Tinha-se feito a verdade aos olhos da normalista, como um clarão que de repente iluminasse todo o quarto. ao mesmo tempo que uma luta medonha travava-se dentro de si, sem lhe dar tempo a pensar. Estava justamente em vésperas de ter o incomodo. Toda ela vibrava como uma lâmina de aço ao contato daquele homem que comunicava-lhe ao corpo um fluido misterioso, transformando-a numa criatura inconsciente atraída por um poder extraordinário como o de uma cobra sobre um rato.

As palavras do padrinho, embebidas de voluptuosidade e o nome do Zuza pronunciado naquele instante e, mais que tudo isso, a invocação feita à alma de sua mãe, confundiam-lhe os sentidos, acordando no coração de donzela o que tinha de mais delicado. teve piedade de João, como se ele fosse na verdade o mais desgraçado dos homens. Sentiu-o a seu lado, humilde como um ser desprezível que reconhece a sua baixeza, com uma tremura na voz, rendido, suplicante, e não teve coragem de o enxotar, de dar-lhe com a mão na cara e de desaparecer para sempre d’aquela casa imoral, onde ela vivia tristemente com as doces recordações de seu passado, como uma flor que vegeta num montão de ruínas. Ao contrário d’isto, a visível submissão do padrinho, doera-lhe n’alma como a ponta d’uma lanceta. Sem o saber, João da Mata encontrou a afilhada numa dessas extraordinárias predisposições de corpo e alma. em que, por mais forte que seja, a mulher não tem forças para resistir às seduções de um homem astuto e audacioso. Conhecia suficientemente o gênio de Maria — nada mais, e isto lhe bastava para que a vitória fosse certa, infalível.

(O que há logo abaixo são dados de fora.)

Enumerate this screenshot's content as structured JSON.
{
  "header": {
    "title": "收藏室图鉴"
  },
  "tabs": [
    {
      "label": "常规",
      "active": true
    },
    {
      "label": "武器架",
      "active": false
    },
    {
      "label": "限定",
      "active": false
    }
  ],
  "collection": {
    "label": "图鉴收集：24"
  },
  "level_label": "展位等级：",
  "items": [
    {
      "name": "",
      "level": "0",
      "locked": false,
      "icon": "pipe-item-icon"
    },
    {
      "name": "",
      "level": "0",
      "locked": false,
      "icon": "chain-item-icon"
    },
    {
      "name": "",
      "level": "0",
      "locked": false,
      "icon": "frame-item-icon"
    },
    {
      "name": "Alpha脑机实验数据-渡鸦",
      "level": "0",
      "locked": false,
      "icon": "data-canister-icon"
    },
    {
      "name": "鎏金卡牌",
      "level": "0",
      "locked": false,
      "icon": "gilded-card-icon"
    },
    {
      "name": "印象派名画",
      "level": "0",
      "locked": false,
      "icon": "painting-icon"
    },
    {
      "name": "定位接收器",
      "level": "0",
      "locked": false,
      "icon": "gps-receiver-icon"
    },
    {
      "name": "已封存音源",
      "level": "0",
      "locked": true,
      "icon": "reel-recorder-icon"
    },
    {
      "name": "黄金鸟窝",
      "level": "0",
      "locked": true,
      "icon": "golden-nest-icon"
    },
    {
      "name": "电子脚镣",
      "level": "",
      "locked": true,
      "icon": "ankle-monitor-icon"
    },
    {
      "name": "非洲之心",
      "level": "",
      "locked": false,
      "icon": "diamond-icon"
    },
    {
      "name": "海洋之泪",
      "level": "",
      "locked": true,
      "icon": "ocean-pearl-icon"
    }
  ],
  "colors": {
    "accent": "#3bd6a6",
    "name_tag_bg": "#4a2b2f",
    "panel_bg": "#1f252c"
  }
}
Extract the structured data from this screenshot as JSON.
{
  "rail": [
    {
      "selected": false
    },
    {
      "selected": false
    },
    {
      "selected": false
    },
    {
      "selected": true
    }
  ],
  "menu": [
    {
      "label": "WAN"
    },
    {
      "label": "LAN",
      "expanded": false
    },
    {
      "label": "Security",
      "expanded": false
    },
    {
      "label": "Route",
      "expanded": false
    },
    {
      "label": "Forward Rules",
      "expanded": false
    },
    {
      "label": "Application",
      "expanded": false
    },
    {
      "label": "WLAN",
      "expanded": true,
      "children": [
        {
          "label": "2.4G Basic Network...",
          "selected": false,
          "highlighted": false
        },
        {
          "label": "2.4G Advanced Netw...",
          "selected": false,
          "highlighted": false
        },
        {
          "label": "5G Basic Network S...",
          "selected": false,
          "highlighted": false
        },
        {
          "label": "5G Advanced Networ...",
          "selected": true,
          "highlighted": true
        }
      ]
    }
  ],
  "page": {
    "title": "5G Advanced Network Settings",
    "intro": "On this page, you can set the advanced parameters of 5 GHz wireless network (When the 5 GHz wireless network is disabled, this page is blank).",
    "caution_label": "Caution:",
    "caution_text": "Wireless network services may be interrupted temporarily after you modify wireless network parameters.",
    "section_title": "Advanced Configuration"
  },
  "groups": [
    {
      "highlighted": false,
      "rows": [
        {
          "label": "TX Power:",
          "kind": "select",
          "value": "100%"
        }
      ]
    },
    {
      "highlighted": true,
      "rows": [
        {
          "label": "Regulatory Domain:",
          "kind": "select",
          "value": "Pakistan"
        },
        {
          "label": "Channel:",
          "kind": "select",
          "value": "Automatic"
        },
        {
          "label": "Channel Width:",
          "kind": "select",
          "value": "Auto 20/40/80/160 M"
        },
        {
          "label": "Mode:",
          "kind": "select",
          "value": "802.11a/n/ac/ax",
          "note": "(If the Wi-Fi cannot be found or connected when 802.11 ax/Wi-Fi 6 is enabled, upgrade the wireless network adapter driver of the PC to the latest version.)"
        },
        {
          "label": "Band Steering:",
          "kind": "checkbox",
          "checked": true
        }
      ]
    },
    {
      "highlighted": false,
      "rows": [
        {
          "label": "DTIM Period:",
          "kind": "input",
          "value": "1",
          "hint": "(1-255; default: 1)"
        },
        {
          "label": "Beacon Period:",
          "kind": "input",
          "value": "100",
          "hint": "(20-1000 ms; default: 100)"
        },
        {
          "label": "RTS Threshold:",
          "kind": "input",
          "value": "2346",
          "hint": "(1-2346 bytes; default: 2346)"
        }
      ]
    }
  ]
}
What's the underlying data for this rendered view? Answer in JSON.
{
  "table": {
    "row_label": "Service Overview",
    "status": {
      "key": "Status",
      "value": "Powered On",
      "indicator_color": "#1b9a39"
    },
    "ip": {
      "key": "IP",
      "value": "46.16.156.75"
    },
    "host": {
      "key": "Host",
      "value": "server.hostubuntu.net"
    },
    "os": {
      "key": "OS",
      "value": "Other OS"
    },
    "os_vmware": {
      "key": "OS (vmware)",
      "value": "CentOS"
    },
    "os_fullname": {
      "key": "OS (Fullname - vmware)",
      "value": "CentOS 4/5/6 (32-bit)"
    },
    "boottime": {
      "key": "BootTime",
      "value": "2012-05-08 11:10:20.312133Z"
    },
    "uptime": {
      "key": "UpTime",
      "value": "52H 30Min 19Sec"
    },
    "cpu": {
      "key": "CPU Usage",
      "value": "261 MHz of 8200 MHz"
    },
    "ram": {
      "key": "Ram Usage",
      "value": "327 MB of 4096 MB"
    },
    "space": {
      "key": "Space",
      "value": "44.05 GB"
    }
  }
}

De resto, algumas palavras a toa murmuradas à surdina, o contato morno de um corpo viril... e Maria do Carmo aumentava o número de suas dores.

A madrugada veio encontrá-la de joelhos, mãos juntas, duas grandes lágrimas no olhar, como um anjo de sepultura, defronte da oleografia de Cristo abrindo o coração à humanidade. Nunca o doce e meigo olhar de Jesus pareceu-lhe tão meigo.

Era domingo. Cantavam galos de campina nas ateiras do quintal. E enquanto, lá fora, a cidade acordava e a vida recomeçava seu eterno poema de alegrias e dores, Maria procurava no coração de Jesus um conforto para seu doloroso arrependimento.